Algunos días más tarde, llegó el fin de semana y como seguían los días primaverales de árboles en flor, nos instalamos con nuestras artesanías en la plaza principal de Tabay. La verdad es que había menos gente que en el funeral de un venado, pero de todas formas nos quedamos allí sentados aguardando alguna venta, aprobechando el tiempo para leer y masturbarnos de risa. Antes del crepúsculo, mientras levantábamos el paño, apareció una señora con un cachorro dentro de un bolso de cuero, agitando su vozarrón a los cuatro vientos. Ella era Ángela, una artesana cincuentona, de cabello largo y oscuro como resaca dominguera, que además de un veterinario para su perro, estaba precisando una pareja de viajeros para que le cuiden su casa durante un mes, debido a que tenía que resolver unos trámites familiares en Estados Unidos. No podía ser cierto. Estábamos soñando ambos el mismo sueño o la vida era realmente un sueño.  No sabía que responderme en ese momento. Ángela precisaba viajeros y no vecinos locales, porque quería compromiso con sus cinco mamíferos. Alguien que los cuide y los alimente durmiendo en su hogar y no que vaya solamente de visita. Precisaba de una pareja y no de gente sóla, para asegurarse que no haya demasiado descontrol en su ausencia. La cuestión era breve, era artesana y viajera de larga data por lo cuál conocía a quién dejar entrar y a quién no, debido a tener años de experiencia en tales asuntos. Con Marita en esa época particular de nuestras vidas éramos casi dos monaguillos, pero con rastas, piel quemada y ropa desteñida.

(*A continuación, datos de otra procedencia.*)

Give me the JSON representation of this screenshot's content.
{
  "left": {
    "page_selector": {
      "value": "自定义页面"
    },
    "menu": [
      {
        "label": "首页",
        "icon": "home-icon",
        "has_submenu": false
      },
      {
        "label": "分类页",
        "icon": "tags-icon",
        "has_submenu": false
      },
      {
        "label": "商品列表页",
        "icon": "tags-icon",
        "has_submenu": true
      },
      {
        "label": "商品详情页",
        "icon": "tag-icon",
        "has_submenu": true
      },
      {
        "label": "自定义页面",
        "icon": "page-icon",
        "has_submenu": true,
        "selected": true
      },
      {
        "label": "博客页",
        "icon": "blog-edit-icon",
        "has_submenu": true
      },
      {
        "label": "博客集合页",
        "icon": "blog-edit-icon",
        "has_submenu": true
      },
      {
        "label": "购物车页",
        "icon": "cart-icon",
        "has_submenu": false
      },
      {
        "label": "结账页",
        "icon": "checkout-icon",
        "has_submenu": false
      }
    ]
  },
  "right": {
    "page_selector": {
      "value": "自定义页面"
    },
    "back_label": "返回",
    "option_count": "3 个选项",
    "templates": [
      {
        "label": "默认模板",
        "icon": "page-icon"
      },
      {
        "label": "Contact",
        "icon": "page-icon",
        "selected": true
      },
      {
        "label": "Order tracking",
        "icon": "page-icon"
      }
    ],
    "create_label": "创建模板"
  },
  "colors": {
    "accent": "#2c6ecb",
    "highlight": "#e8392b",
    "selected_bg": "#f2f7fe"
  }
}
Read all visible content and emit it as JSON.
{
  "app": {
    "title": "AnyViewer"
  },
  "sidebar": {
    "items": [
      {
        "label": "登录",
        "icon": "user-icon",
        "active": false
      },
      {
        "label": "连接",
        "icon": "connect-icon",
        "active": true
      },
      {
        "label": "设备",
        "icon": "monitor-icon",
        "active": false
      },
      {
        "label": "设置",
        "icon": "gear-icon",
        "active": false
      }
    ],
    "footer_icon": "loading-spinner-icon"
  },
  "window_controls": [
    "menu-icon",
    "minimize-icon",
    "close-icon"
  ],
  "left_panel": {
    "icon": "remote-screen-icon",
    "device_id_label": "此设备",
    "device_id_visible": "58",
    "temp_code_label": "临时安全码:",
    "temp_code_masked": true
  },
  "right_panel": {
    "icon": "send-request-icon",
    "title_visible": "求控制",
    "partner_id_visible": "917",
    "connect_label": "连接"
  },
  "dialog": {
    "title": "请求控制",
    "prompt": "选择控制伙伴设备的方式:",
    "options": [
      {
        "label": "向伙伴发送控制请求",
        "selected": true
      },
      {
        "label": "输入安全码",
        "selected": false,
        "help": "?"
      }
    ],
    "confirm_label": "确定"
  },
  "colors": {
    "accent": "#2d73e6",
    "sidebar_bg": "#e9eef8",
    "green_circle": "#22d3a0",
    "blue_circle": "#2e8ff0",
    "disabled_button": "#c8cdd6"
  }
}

Tan sólo dos días más tarde, luego de pedalear alrededor de 43 kilómetros en ascenso, llegamos a la vivienda de Ángela con todas nuestras pertenencias encima. Ella vivía, quizás a unos cuatrocientos o quinientos metros desde la base del valle por donde serpentea la ruta. Poseía dos viviendas construidas con las piedras del arroyo que circulaba a las espaldas del terreno, y desde donde se hacían las tomas de agua para uso doméstico, utilizando infinitas mangueras negras. La ventana de la cocina de la casa que íbamos a ocupar daba al valle montañoso, a veces de cumbres nevadas, sembrado de viviendas dispersas. El pedregal era el nombre del pueblo y su belleza no demoró mucho tiempo en cautivarnos.
Para garantizar el alimento de las mascotas Ángela nos dejó dinero. Sin dudas, nuestro deseo se había materializado e iríamos a ocupar esa casa finalmente durante un poco más de dos meses, bajando a la ciudad de Mérida únicamente los sábados para trabajar y comprar las provisiones para toda la semana en el mercado municipal. El arroyo iría a ser nuestra ducha, nuestra nativa lavandería y el sitio ideal para salir a pasear.

Mercado de Mérida


Nuestras vecinas




La casita vista de arriba

Los sueños ocurren a medida que uno cree en ellos y comenzamos a  movemos ciegamente en su dirección.